Evgeny Semenko ha proposto un esperimento di fantasia. Noi proviamo a stabilire un contatto extraterrestre e a inviare segnali radio. Questi segnali devono essere semplici affinché gli extraterrestri possano codificarli facilmente. Poniamo che i segnali vengano intercettati da una qualche civiltà a 100 anni luce da noi, che vengano codificati velocemente e che siano inviate delle risposte. Noi le riceveremo tra 200 anni. "Cosa ne sarà della nostra società fra 200 anni? Vi è la possibilità che non ci saremo più, dato che le armi presenti sul pianeta sono sufficienti per distruggere tutti gli esseri viventi", afferma lo studioso. Il contatto non vi sarà neppure se i nostri posteri saranno meno avanzati di quanto lo siamo noi. "Allora dovranno imparare di nuovo tutto il processo che va dalla registrazione del segnale alla sua decodifica, il che può richiedere decine o centinaia di anni. Al momento è chiaro che il compito principale di ogni civiltà è la maggiore trasmissione possibile delle conoscenze alle generazioni successive", sostiene l'astronomo. Un altro scenario possibile è il raggiungimento del limite di assuefazione, cioè quando le persone vivranno talmente bene da non voler più instaurare un contatto. Poniamo che proprio una civiltà autosufficiente intercetti il nostro segnale. Noi non le interesseremo e non riceveremmo risposta.

La formula della probabilità

Qual è la probabilità che un'altra civiltà cerchi il contatto?

Sembra che questa probabilità si possa calcolare secondo una formula proposta dall'astronomo americano Frank Drake nel 1961. In questa formula ci sono alcune variabili fra cui la media del tempo durante il quale esseri intelligenti cercano il contatto con l'ausilio di mezzi diversi. Questo parametro può anche essere basso o essere quei 100/200 anni dopo i quali la civiltà o si sviluppa sempre di più o comincia il suo declino. Secondo Semenko la stima più pessimistica è che a cercare il contatto con noi siano solo 0,000125 civiltà. Gli ottimisti forniscono un altro risultato: 5000. Questo considerando che la vita di una civiltà tecnologicamente avanzata secondo Drake si attesta intorno ai 100000 anni.
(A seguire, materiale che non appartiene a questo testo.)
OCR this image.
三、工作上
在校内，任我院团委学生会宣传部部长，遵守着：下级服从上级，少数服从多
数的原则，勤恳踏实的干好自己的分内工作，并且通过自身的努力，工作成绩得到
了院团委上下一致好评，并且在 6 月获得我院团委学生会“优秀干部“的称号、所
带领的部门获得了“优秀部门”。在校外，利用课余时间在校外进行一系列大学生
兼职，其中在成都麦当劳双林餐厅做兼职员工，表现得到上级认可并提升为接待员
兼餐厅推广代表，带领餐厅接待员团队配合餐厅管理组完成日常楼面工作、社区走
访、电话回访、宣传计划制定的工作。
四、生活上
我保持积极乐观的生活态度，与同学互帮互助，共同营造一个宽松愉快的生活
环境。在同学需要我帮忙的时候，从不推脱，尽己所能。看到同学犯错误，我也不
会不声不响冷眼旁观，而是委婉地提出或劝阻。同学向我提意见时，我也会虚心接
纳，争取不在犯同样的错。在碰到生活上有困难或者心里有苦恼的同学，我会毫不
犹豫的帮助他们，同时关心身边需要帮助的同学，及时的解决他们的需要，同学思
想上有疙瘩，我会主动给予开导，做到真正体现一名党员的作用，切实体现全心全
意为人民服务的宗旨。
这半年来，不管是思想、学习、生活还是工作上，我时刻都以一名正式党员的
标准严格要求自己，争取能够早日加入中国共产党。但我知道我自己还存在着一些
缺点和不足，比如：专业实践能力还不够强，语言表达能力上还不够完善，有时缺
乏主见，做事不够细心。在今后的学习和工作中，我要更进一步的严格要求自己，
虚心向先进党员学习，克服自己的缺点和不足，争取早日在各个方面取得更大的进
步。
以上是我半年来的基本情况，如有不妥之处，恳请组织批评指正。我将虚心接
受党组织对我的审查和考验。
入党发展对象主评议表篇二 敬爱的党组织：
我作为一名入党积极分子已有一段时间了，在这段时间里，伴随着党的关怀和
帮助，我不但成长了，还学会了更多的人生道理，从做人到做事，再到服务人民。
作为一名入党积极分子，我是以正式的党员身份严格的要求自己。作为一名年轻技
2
"Non ci resta che ascoltare lo spazio e inviare dei segnali. Anche se le probabilità sono prossime allo zero dobbiamo continuare a cercare nostri simili perché questo ci aiuterebbe a capire chi siamo, quali sono i veri valori della civiltà, qual è il nostro posto nell'universo. Insieme dobbiamo sviluppare nuove tecnologie che, sebbene con ritardo, possano cambiare la vita di ciascuno di noi.”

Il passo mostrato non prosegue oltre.